Frequently Asked Questions about Laser Bond Inspection (LBI)

Laser Bond Inspection can be applied to any bonded material, including composites of all forms, metals, polymers, and ceramics.

Laser Bond Inspection typically requires a back surface reflection to interrogate the bondline. The LBI method is most easily performed on flat-backed surfaces, but can be applied to additional geometries with some calibration. The maximum thickness that can be inspected is dependent on materials and bond strength. Fiber reinforced polymer composites up to one inch thick have been successfully tested.

Laser Bond Inspection was initially developed for inspecting bonded joints, but it can have other applications when material response to a tailored stress wave provides valuable information about structural integrity. For example, LBI can be used to inspect welded joints for cold (unfused) welds or for detecting subsurface cracks.

As currently configured, each inspection point requires about 30 seconds to complete. This is a configurable parameter that can be adjusted to meet specific customer requirements.

No appreciable heating of the structure occurs. The laser energy is delivered for such a short duration (100-300 nanoseconds) that no significant thermal load is transferred to the work piece. In addition, the target surface is protected by an overlay of EMAT sensors and protective tape. The short duration of heating during the laser shock process is insufficient to penetrate these protective layers.

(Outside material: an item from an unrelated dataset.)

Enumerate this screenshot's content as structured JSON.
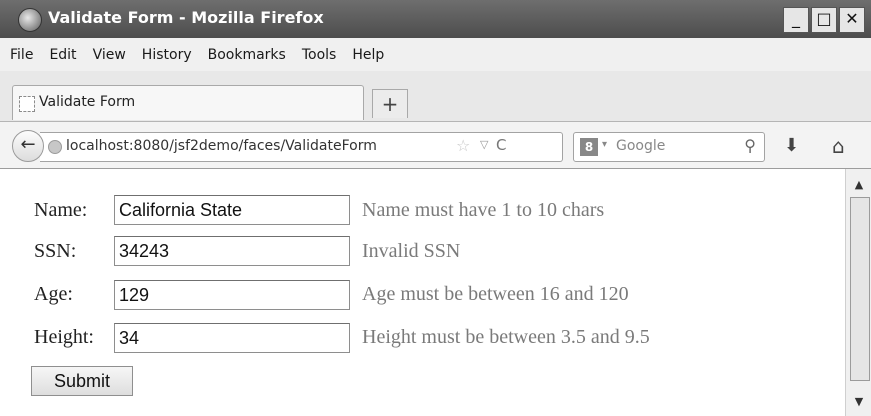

Laser Bond Inspection is a nondestructive inspection method (NDI). The laser energy is calibrated for each application to deliver a shockwave that stresses the bond at a selected strength magnitude. This value is typically some percentage of the structure's safe operating threshold, meaning that if the bond fails in response to the applied stress, it was not manufactured to an acceptable standard. Laser Bond Inspection does no harm to acceptable bonds or structural materials, even when multiple inspections are performed at the same location.

The Laser Bond Inspection method measures how a structure responds to a controlled stress wave. LBI applies a tensile stress to an internal bondline, and provides an snapshot of the bond before and after the applied stress.

The LBI system is integrated with an Electromagnetic Acoustic Transducer (EMAT) for capturing bondline signatures before and after Laser Bond Inspection. By comparing a known pre-inspection trace to a post-inspection trace, the impacts of the inspection stresswave on the bondline can be determined.

EMAT stands for Electromagnetic Acoustic Transducer. It consists of a coiled wire oriented whithin a magnetic field. The coil oscillates in response to the vibrations produced by the stress wave, and provides a signature that can be compared to a pre-inspection baseline.

Laser Bond Inspection is designed to perform inspections at critical points to verify bond strength. LSPT has worked to enhance the capabilities of LBI and increase the percentage of a bonded structure that can be inspected. Our engineers have developed innovations in beam delivery infrastructure and inspection head configuration to make the LBI system versatile across a variety of applications.

The bondline is interrogated by a tensile stress wave of known magnitude. If no changes are detected in the bondline after this interrogation, the bond can be determined to have a minimum strength value equivalent to the magnitude of the tensile wave. If this value exceeds the minimun required threshold for the structure, then the bond is sufficient for safe operation.

Laser Bond Inspection has been proven to provide good results on pi joint inspection capability. There are limitations on thickness of structures that can be inspected based on the attenuation of the shockwave.

Currently there are no standards in place for the application of Laser Bond Inspection. LSP Technologies is working with government and industry to begin the development of standards.

LSP Technologies is constantly working to improve on laser technology and miniaturization of our equipment is a high priority on the list. Substantial R&D activities and funding are required by both LSPT and its suppliers in order to achieve this goal.

The cost per inspection is relatively low requiring only 30 seconds of operator time and an EMAT inspection circuit. Current EMAT inspection circuits are priced around $1.

Inspection of honeycomb and foam has typically been found to be unreliable. Irregular surface bonding of the honeycomb structure prevents adequate transmission and reflection of the shockwave.

Most of the LBI work has been in the inspection of fiber reinforced polymer (FRP) composites. This is the largest market sector of composites and has the greatest demand for the technology at this time. The technology has also been proven on other structures, such as glass adhesively bonded to metal, rubber bonded to metal, and several other combinations.

The sensitivity of the process is a scalable parameter. We have demonstrated the process to be detectable of defects that are less than half a millimeter in size. The custom tailoring of the laser beam, and hence the shockwave, allows the inspection to be almost infinitely customizable.

While a kissing bond may go undetected by conventional ultrasound inspection, the response of a kissing bond to a shockwave will show a different EMAT trace than a good bond. This difference is detectable because of a decoupling event between the kissing bond and mating surface.

The inspection process may or may not leave a void and both results have been observed in practice. There are many contributing parameters related to the material and the inspection process that affect the final outcome.

A pulse laser system is the only reliable means of generating a predictable shockwave with sufficient size, strength and duration to perform complex shockwave processing of components. Shockwave generation requires very high pressures that are difficult to predict, control and generate via other means.